Interesting problem!
Finding inverse of #y=e^x/(1+2e^x)#
For inverse understand that the graph would be a reflection over the #x=y# line. So the starting point would be to understand #(x,y)->(y,x)# when finding the inverse
Step 1: Swap #x# and #y#
#x = e^y/(1+2e^y)#
Step 2: Solve for #y#
We would start by multiplying both sides with #(1+2e^y)#. This is done to remove the denominator.
#x(1+2e^y) = e^y#
Use distributive property.
#x+2xe^y=e^y#
Collect all terms containing #e^y# to one side of the equation. Subtracting both sides by #2xe^y# should do the trick.
#x = e^y-2xe^y#
Factor out #e^y# from the right side of the equation.
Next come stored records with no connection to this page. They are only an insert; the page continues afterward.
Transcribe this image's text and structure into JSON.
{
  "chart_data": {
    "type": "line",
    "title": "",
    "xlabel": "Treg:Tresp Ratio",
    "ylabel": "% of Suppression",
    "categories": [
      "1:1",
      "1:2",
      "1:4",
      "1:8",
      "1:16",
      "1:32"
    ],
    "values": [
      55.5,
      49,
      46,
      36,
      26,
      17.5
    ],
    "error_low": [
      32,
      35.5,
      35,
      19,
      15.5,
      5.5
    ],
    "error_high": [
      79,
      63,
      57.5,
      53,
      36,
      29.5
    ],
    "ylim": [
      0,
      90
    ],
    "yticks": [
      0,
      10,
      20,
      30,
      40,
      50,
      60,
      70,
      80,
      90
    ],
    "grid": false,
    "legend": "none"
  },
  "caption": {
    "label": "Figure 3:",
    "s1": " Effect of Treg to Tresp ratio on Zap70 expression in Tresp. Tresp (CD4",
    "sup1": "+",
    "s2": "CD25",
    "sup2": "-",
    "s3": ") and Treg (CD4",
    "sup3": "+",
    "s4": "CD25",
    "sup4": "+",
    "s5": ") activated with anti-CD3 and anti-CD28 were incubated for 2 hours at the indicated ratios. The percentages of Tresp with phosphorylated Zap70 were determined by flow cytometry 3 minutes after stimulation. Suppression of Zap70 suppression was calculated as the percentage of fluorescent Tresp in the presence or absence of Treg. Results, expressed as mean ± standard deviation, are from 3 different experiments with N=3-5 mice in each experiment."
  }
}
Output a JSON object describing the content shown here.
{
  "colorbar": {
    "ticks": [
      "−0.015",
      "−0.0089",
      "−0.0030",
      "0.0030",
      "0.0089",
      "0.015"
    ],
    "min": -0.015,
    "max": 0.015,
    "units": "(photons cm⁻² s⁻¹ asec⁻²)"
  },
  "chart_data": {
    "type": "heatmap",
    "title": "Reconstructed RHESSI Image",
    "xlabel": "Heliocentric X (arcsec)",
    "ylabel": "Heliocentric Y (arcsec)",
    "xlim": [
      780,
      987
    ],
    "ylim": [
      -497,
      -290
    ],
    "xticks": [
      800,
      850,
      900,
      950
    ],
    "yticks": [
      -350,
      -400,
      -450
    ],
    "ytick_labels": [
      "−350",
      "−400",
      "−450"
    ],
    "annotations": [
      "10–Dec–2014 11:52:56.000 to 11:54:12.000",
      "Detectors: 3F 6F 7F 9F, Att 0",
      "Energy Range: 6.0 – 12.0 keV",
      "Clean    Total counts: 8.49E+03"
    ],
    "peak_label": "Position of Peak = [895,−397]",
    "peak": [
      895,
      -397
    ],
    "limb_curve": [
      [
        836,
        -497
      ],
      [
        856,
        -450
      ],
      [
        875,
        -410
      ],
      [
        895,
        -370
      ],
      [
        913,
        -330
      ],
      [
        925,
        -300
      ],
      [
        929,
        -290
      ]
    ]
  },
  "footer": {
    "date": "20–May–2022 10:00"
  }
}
This is the reverse process of distribution.
#x = e^y(1-2x)#
We are solving for #y# and for that we need #e^y# isolated. To remove #(1-2x)# we would divide both sides by #(1-2x)#.
#x/(1-2x) = e^y#
To solve for #y# we need to convert this equation to natural logarithmic equation.
Take #ln# on both sides.
Note: #ln(e^a) = a#
#ln(x/(1-2x)) = y#
#y=ln(x/(1-2x))# This is the equation of the inverse.